Se bebe entonces el discurso:

deletreamos en el licor

                    Imperiosas delicias.

Nosotros sabemos que están cerca.

Nos desnudan

                       Y no sentimos vergüenza.

Las uvas se encienden como pomelos:

queda su luz verde

             Su mirada de gato

titilando en el comedor. 


XII

                                                          (el damasco)
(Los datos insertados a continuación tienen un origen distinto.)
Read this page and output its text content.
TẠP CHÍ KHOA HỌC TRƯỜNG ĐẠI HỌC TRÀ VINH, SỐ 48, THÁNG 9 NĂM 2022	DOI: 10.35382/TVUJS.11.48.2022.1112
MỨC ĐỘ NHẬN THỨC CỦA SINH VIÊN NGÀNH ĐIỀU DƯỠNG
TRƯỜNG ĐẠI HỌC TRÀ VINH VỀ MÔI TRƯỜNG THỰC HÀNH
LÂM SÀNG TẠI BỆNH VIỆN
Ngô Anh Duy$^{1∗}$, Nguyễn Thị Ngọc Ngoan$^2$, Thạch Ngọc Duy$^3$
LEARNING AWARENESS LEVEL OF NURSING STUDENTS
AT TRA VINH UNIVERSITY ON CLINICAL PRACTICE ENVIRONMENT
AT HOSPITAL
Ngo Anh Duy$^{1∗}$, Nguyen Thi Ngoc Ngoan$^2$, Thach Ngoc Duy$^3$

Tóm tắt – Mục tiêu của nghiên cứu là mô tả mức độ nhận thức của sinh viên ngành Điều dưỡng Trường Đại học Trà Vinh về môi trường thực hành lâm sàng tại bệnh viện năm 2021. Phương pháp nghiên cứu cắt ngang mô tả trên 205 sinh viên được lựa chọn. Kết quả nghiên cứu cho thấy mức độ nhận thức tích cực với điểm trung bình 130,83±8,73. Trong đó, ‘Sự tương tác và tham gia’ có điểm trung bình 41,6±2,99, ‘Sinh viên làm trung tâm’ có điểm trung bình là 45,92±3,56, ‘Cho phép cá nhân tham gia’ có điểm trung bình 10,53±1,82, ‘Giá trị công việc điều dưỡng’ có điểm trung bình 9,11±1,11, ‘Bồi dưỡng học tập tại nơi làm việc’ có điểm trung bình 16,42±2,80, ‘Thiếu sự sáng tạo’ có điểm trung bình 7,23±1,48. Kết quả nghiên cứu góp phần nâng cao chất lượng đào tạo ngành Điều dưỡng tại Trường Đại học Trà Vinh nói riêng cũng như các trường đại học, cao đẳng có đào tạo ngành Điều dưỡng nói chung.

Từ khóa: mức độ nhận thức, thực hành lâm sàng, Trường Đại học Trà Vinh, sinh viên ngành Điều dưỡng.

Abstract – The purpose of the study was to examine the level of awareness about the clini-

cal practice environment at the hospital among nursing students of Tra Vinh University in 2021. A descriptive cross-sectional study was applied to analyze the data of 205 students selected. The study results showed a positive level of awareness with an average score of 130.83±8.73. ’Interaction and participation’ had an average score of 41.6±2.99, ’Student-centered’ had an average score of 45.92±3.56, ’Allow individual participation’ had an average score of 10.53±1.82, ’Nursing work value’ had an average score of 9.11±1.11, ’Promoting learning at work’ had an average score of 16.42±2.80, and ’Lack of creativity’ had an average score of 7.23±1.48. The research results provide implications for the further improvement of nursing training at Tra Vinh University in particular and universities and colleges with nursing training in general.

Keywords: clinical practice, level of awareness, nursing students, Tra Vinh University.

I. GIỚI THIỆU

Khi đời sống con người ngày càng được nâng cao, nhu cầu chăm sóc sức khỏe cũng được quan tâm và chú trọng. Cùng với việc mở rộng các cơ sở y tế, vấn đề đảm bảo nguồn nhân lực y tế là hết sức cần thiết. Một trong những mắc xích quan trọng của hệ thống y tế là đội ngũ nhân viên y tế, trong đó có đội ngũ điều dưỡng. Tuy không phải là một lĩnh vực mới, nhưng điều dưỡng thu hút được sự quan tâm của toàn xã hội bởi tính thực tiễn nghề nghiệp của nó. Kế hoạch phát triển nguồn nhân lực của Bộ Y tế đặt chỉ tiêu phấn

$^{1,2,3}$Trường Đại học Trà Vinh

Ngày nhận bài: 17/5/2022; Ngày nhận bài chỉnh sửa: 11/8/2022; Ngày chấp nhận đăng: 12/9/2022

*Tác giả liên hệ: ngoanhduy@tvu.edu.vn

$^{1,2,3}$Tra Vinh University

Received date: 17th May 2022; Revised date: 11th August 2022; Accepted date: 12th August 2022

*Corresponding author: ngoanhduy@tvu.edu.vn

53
El damasco es todo damasco:

su color su piel su textura

su terso carozo de damasco.

Tiene gustos sucesivos

                        circulares

                                          a damasco fresco

                                          a damasco seco

                                          a damasco abrillantado.

El árbol de damasco 

se sueña a sí mismo.


El coloquio de las plantas / Luciana Tani Mellado


Farolito japonés

1

El farolito japonés no para de crecer.

Me pedís que lo mire todo el tiempo

cuando paso cerca suyo.


Te alegra que exista.


Hay cuerpos recíprocos

más allá de la materia,

cuerpos que se atraen,

se comprenden,

conversan.


Adentro de cada flor crece

un secreto diminuto

que vos proteges

y te protege.


También me escondo

en lo pequeño.


Aprendí a bajar la guardia,

a no bajar la guardia,

a pendular.


Y creí que debía enderezarme,

corregir lo torcido en mí.


Lo creí una vez y otra vez

y otra vez más.


Me desperté del espejismo

con insomnio

y un leve dolor de espalda

que a veces vuelve.

La soledad de las flores

está completa.


No busca compañía

pero siempre la encuentra.


2.


Un colibrí visita el farolito.


Me llamás con entusiasmo

 para que lo vea.


Me demoro y me lo pierdo.


Cierro los ojos y me lo imagino

suspendido  en el aire.


Vibra el verde metálico

de su lomo.

Vibra el azul eléctrico de su pecho.


Lo sostengo

en la palma de mi mano

sin prisa.


Miro el esmalte oscuro de sus ojos

la simetría de las plumas

de su cabeza.


Le doy una gota de agua

con azúcar.


Abutilon es el nombre científico

de tu planta preferida.


Sus flores rojas cuelgan como faroles

con una puntilla amarilla

en los bordes.


Sus ramas son largas y arqueadas.


Necesita sol y lluvia.


Necesita lo que no podemos darle

En este paisaje frío y desértico.


No soporta las heladas

dicen los que saben

y los que saben

se equivocan.


Nadie sabe cuánto puede un cuerpo.


Agradecimientos: a mi amiga Claudia Stella que me acercó con su voz poemas de El coloquio de las plantas. A Lucas Beneyto, que compartió su exquisita lectura de algunos poemas de Identidad de ciertas frutas en el cierre del Taller Itinerarios desde el CuerpoVoz del Programa Bibliotecas para Armar. Tuve urgencia de leerlos una y otra vez y salir a compartirlos.

Muchas gracias Daniela, Marisa por todos los intercambios, diálogos, lecturas ofrecidas. Muchas gracias equipo de La Ballesta Magnífica.